I find myself chaining these a lot, eg:

do-cmd-one
if($?)
{
do-cmd-two
}
...

then at the end:

if(!$?)
{
   exit 1
}

I assume there's a pattern for this in powershell but I don't know it.

like image 644
Carbon Avatar asked Dec 08 '22 11:12

Carbon


1 Answers

PowerShell (Core) 7.0 introduced Bash-like && and || operators called pipeline-chain operators.

They will not be back-ported to Windows PowerShell, however, as the latter will generally see no new features.

In short, instead of:

do-cmd-one; if ($?) { do-cmd-two }

Note: Up to PowerShell 7.1, the more robust formulation is actually
do-cmd-one; if ($LASTEXITCODE -eq 0) { do-cmd-two }, for the reasons explained in this answer.

you can now write:

do-cmd-one && do-cmd-two

&& (AND) and || (OR) implicitly operate on each command's implied success status, as reflected in automatic Boolean variable $?.

This will likely be more useful with external programs, whose exit codes unambiguously imply whether $? is $true (exit code 0) or $false (any nonzero exit code).

By contrast, for PowerShell commands (cmdlets) $? just reflects whether the command failed as a whole (a statement-terminating error occurred) or whether at least one non-terminating error was reported; the latter doesn't necessarily indicate overall failure.
However, there are plans to allow PowerShell commands to set $? directly, as a deliberate overall-success indicator.

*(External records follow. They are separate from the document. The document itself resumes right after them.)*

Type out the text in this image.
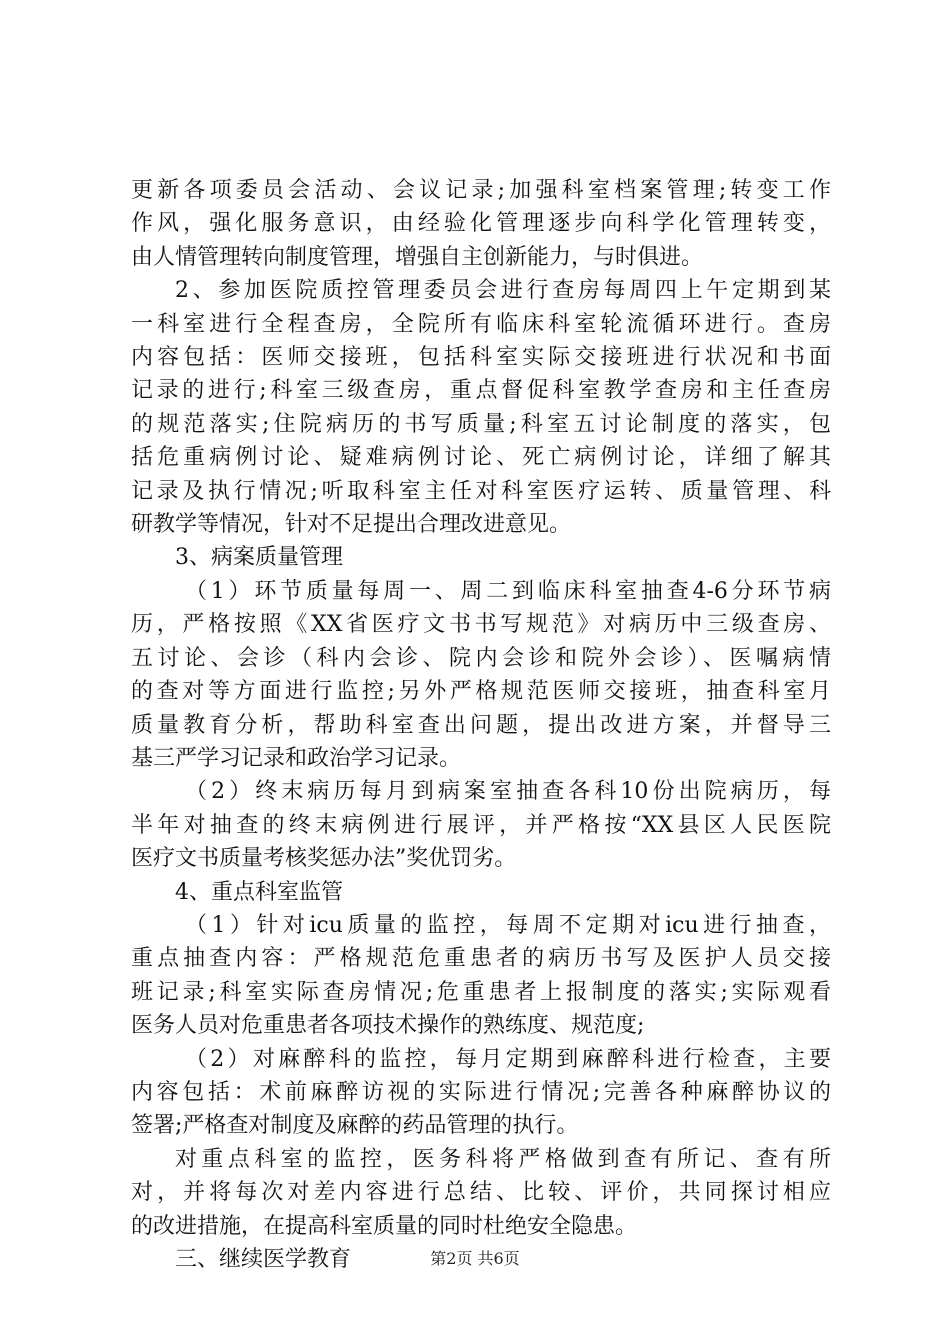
更新各项委员会活动、会议记录;加强科室档案管理;转变工作
作风，强化服务意识，由经验化管理逐步向科学化管理转变，
由人情管理转向制度管理，增强自主创新能力，与时俱进。
2、参加医院质控管理委员会进行查房每周四上午定期到某
一科室进行全程查房，全院所有临床科室轮流循环进行。查房
内容包括：医师交接班，包括科室实际交接班进行状况和书面
记录的进行;科室三级查房，重点督促科室教学查房和主任查房
的规范落实;住院病历的书写质量;科室五讨论制度的落实，包
括危重病例讨论、疑难病例讨论、死亡病例讨论，详细了解其
记录及执行情况;听取科室主任对科室医疗运转、质量管理、科
研教学等情况，针对不足提出合理改进意见。
3、病案质量管理
（1）环节质量每周一、周二到临床科室抽查4-6分环节病
历，严格按照《XX省医疗文书书写规范》对病历中三级查房、
五讨论、会诊（科内会诊、院内会诊和院外会诊）、医嘱病情
的查对等方面进行监控;另外严格规范医师交接班，抽查科室月
质量教育分析，帮助科室查出问题，提出改进方案，并督导三
基三严学习记录和政治学习记录。
（2）终末病历每月到病案室抽查各科10份出院病历，每
半年对抽查的终末病例进行展评，并严格按“XX县区人民医院
医疗文书质量考核奖惩办法”奖优罚劣。
4、重点科室监管
（1）针对icu质量的监控，每周不定期对icu进行抽查，
重点抽查内容：严格规范危重患者的病历书写及医护人员交接
班记录;科室实际查房情况;危重患者上报制度的落实;实际观看
医务人员对危重患者各项技术操作的熟练度、规范度;
（2）对麻醉科的监控，每月定期到麻醉科进行检查，主要
内容包括：术前麻醉访视的实际进行情况;完善各种麻醉协议的
签署;严格查对制度及麻醉的药品管理的执行。
对重点科室的监控，医务科将严格做到查有所记、查有所
对，并将每次对差内容进行总结、比较、评价，共同探讨相应
的改进措施，在提高科室质量的同时杜绝安全隐患。
三、继续医学教育	第2页 共6页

Also note that the following do not work with && and ||:

  • PowerShell's Test-* cmdlets, because they signal the test result by outputting a Boolean rather than by setting $?; e.g.,
    Test-Path $somePath || Write-Warning "File missing" wouldn't work.

  • Boolean expressions, for the same reason; e.g.,
    $files.Count -gt 0 || write-warning 'No files found' wouldn't work.

See this answer for background information, and the discussion in GitHub issue #10917.


There's a syntax caveat: As of this writing, the following will not work:

do-cmd-one || exit 1 # !! Currently does NOT work

Instead, you're forced to wrap exit / return / throw statements in $(...), the so-called subexpression operator:

do-cmd-one || $(exit 1) # Note the need for $(...)

GitHub issue #10967 discusses the reasons for this awkward requirement, which are rooted in the fundamentals of PowerShell's grammar.